When you complain that you haven’t met the right person, check with yourself. Most probably, you are not yet ready to fully commit.


Consider the way a mother loves her child. If the child gets hurt at school, the mother will give up whatever she is doing, if possible, and drive across town to pick that child up from school or from the emergency room. A mother gives up the greater part of her life, many times, the most energised and youthful years of her life, to serve the life of her child.


The direction of my attention is not only focused on me but on the needs of the relationship and on the other person too, considering both, which is not a final step beyond oneself but is at least a big step out of egocentricity.


Commitment in relationship means focusing energy on the space in between us, on the relationship space, not on me or on you. Seek out and release the beliefs that your relationship and/or your life, is primarily about you. (You have this, or you wouldn’t have made it this far through the article)

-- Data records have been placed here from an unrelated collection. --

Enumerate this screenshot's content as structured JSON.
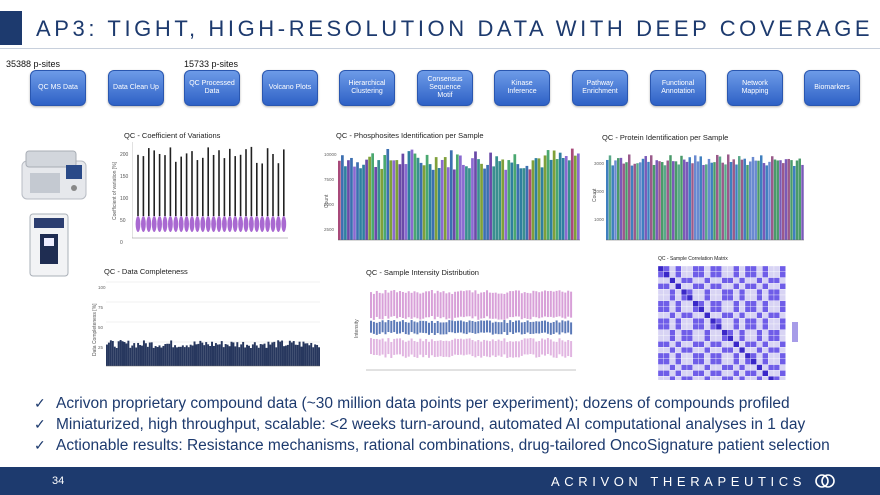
{
  "slide": {
    "title": "AP3: TIGHT, HIGH-RESOLUTION DATA WITH DEEP COVERAGE",
    "psites_left": "35388 p-sites",
    "psites_right": "15733 p-sites"
  },
  "pipeline": {
    "steps": [
      "QC MS Data",
      "Data Clean Up",
      "QC Processed Data",
      "Volcano Plots",
      "Hierarchical Clustering",
      "Consensus Sequence Motif",
      "Kinase Inference",
      "Pathway Enrichment",
      "Functional Annotation",
      "Network Mapping",
      "Biomarkers"
    ]
  },
  "panels": {
    "cv": {
      "title": "QC - Coefficient of Variations",
      "ylabel": "Coefficient of variation [%]",
      "yticks": [
        "200",
        "150",
        "100",
        "50",
        "0"
      ]
    },
    "phospho": {
      "title": "QC - Phosphosites Identification per Sample",
      "ylabel": "Count",
      "yticks": [
        "10000",
        "7500",
        "5000",
        "2500"
      ]
    },
    "protein": {
      "title": "QC - Protein Identification per Sample",
      "ylabel": "Count",
      "yticks": [
        "3000",
        "2000",
        "1000"
      ]
    },
    "completeness": {
      "title": "QC - Data Completeness",
      "ylabel": "Data Completeness [%]",
      "yticks": [
        "100",
        "75",
        "50",
        "25"
      ]
    },
    "intensity": {
      "title": "QC - Sample Intensity Distribution",
      "ylabel": "Intensity"
    },
    "correlation": {
      "title": "QC - Sample Correlation Matrix"
    }
  },
  "colors": {
    "brand_navy": "#1d3a6e",
    "step_blue": "#3d6fd0",
    "violin_purple": "#9a4fc9",
    "intensity_pink": "#c878c8",
    "intensity_blue": "#5b79b8",
    "corr_purple": "#6f5de8"
  },
  "bullets": [
    "Acrivon proprietary compound data (~30 million data points per experiment); dozens of compounds profiled",
    "Miniaturized, high throughput, scalable: <2 weeks turn-around, automated AI computational analyses in 1 day",
    "Actionable results: Resistance mechanisms, rational combinations, drug-tailored OncoSignature patient selection"
  ],
  "footer": {
    "page_number": "34",
    "brand": "ACRIVON THERAPEUTICS"
  }
}
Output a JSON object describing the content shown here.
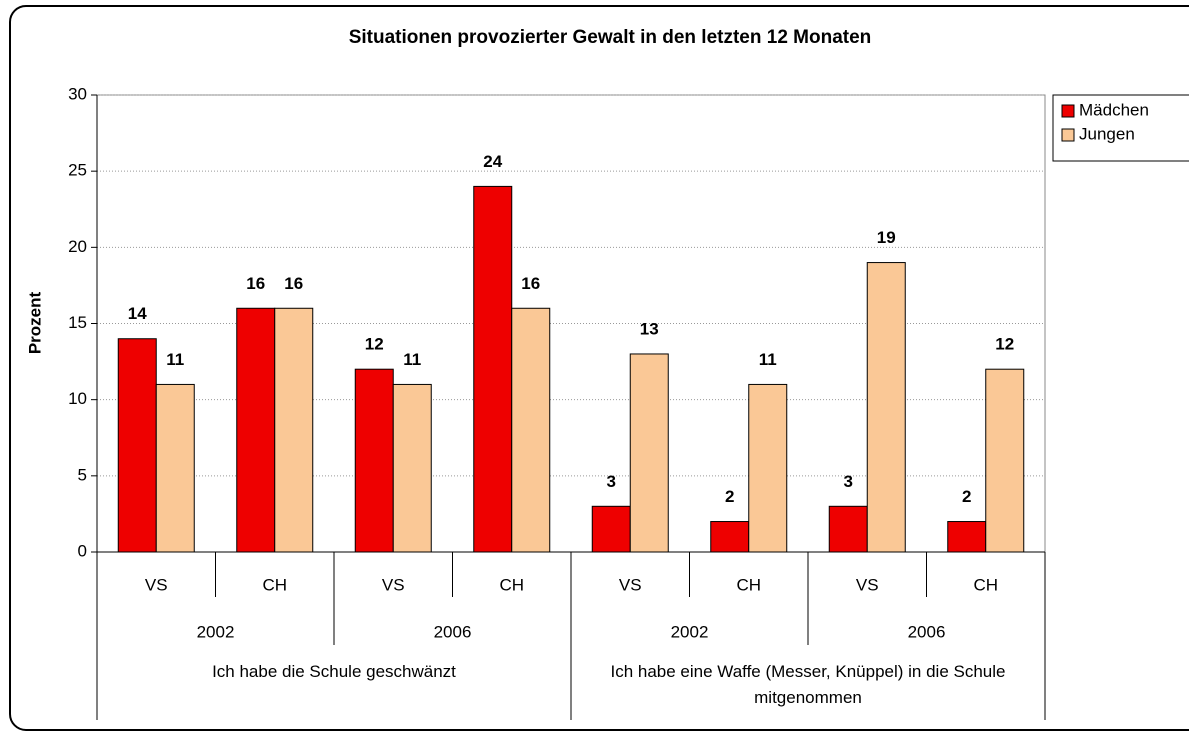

Commitment is the basis for safety in the relationship, the relationship becomes a safe place where we can explore and grow and go into uncomfortable things.


We agree that it's not just about pleasure and you meeting my needs but is also about going into discomfort and facing difficulties and challenges with openness, grace and humility.


Commitment makes the relationship worth investing in. If you know that it can finish after whatever fight, then why put energy into it, rather than just focus the energy on my own growth.


Commitment Means you can support and inspire each other to open to God, Truth, your highest potential, your goals, more deeply and fully than you could alone.


Commitment is willingness to support as much as you can the mutual journey towards more growth and ultimately in your journey towards the ultimate freedom. Even if it means some changes in you may be scary or uncomfortable for me…(because when we live more in a selfish paradigm then the freedom of another being is what we fear most).


“We walk each other home”…and that is our commitment.


…and If You’re Honest Enough to Admit That You Are Not Ready Yet


If you are not yet truly available for commitment, what holds you back?


What are you afraid of losing? 


What situations are you afraid of (like codependency, or giving up your dreams, your perceived ‘freedom’) 


What beliefs does the idea of commitment bring up both about yourself, your partner, about relationships in general.


Face them courageously in therapy, in meditation, in contemplation. Until your relationship with them is such that you can notice when they come online, you can see their thoughts, ideas beliefs as distortions of your reality, rather than believe them as true.


Eventually you will be able to see, experientially, that whether you want or enter a committed relationship or not, that these distortions are simply limitations to the expansion of your True Being.